Protes-protes massa atas situasi ekonomi politik saat itu semakin marak. Tuntutan reformasi total menjadi isu utama. Radikalisasi massa sudah tak terhindarkan, sehingga kekuatan militer dan elit/partai politik lainnya harus pandai melihat situasi. Bagi mereka, pilihan untuk tidak lagi mendukung Soeharto melainkan mendukung agenda reformasi menjadi pilihan tepat di tengah krisis politik 98 yang bermuara pada penggulingan kekuasaan ORBA. Atas beberapa landasan itulah kediktatoran soeharto tumbang bahkan mau tidak mau harus jatuh. Tetapi bukan berarti ancaman orba hilang begitu saja. Saat ini, masih ada sisa orba yang dapat berlenggang bebas tanpa takut akan dosa lama yang mereka perbuat. Lihat saja kemunculan Prabowo dengan alat politiknya Gerindra, Wiranto dengan partai Hanuranya, dll yang memanipulasi rakyat lewat program-program politiknya yang “merakyat”. Hal serupa juga dilakukan oleh elit/partai politik hari ini.
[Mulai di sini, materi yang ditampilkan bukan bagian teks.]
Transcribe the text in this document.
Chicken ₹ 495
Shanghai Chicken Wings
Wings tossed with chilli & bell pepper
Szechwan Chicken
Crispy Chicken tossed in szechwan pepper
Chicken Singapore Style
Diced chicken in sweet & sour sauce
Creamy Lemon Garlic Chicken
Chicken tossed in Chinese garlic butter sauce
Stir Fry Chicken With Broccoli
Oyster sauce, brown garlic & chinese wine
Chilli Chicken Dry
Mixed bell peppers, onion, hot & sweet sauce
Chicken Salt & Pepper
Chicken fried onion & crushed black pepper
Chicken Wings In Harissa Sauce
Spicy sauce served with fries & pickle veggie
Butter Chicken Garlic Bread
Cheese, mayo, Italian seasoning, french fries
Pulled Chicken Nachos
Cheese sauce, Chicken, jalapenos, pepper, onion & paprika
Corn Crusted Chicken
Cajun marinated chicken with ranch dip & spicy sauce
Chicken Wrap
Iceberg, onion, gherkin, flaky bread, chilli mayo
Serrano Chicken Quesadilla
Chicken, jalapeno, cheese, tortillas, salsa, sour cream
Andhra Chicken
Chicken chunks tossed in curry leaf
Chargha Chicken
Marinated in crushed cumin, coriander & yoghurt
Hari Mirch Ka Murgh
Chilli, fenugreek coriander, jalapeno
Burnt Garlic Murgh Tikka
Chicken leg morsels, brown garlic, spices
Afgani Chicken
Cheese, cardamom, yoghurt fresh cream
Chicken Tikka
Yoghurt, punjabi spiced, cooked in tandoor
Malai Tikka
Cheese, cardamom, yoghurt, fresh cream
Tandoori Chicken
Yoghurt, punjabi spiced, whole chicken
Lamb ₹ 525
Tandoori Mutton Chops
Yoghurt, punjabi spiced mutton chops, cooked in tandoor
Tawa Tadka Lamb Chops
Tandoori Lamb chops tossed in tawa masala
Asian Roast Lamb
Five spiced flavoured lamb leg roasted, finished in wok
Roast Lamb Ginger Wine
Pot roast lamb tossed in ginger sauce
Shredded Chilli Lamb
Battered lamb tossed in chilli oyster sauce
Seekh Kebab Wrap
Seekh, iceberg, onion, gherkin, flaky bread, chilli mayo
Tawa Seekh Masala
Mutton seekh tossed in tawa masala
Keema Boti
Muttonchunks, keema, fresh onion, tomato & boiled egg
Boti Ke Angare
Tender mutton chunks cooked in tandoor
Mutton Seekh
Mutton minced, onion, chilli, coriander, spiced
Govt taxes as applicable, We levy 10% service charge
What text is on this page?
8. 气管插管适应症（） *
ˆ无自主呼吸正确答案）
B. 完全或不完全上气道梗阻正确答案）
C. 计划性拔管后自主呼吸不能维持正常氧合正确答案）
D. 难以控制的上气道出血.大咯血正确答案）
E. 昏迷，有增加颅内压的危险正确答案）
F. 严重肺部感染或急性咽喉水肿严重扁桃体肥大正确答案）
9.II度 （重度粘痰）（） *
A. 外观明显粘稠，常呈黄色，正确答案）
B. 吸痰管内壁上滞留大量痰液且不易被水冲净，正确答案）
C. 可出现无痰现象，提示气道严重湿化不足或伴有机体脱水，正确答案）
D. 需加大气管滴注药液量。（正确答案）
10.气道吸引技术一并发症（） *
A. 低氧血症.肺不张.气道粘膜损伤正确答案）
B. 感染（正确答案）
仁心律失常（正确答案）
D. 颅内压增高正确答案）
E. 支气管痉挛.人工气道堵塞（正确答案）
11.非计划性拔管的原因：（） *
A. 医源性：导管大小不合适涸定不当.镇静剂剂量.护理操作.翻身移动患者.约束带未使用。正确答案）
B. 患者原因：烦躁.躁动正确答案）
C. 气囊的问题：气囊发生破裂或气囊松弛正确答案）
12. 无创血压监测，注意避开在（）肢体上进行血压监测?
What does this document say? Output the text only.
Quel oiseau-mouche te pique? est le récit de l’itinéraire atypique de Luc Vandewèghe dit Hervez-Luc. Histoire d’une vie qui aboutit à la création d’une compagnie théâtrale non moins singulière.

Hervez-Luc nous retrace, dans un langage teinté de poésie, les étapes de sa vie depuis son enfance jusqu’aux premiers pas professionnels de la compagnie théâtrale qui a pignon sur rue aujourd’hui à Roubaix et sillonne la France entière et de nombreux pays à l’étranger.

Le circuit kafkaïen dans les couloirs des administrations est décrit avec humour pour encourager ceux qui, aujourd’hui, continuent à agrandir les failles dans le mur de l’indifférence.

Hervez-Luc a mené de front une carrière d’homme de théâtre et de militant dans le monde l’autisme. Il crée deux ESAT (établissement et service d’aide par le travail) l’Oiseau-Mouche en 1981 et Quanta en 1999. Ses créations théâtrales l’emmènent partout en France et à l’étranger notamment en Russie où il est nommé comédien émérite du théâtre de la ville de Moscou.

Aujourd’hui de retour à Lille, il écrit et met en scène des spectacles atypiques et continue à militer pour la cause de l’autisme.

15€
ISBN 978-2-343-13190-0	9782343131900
Ikut terlibat dalam agenda reformasi 98 tetapi justru mereka sendiri yang tidak menepati cita-cita reformasi, gerakan rakyat ditipu oleh kekuatan elit saat itu.
Inilah bentuk tidak konsistennya borjuasi,elit/partai politik terhadap persoalan rakyat. Artinya bukan hanya sisa orba yang menjadi ancaman bagi rakyat Indonesia dalam menjalankan reformasi total, ancaman tersebut juga datang dari kekuatan baru yang memakai baju “reformis” yakni reformis gadungan dan mereka tidak punya posisi tegas atas orba. Lihat saja, Amien Rais, Gus Dur, Megawati yang berposisi tidak tegas terhadap orba dan militer. Mereka tidak setuju pencabutan Dwi Fungsi ABRI secara cepat bahkan memasukkan para tentara (semisal Theo Syafei) dalam jajaran DPP PDI-P, serta tidak ada yang tegas dalam penyelesaian kasus pelanggaran HAM yang terjadi dimasa saat kasus pembantaian jutaan orang di tahun 1965, ORBA, dll. Selain itu tidak jauh berbeda dengan Soeharto, sikap politik reformis-reformis ini juga setia kepentingan modal, dapat dilihat Amien Rais, Megawati Mendukung pasar bebas, dan menudukung pencabutan subsidi BBM, listrik, pupuk, pestisida, pendidikan, dll, yang semua itu menyengsarakan rakyat.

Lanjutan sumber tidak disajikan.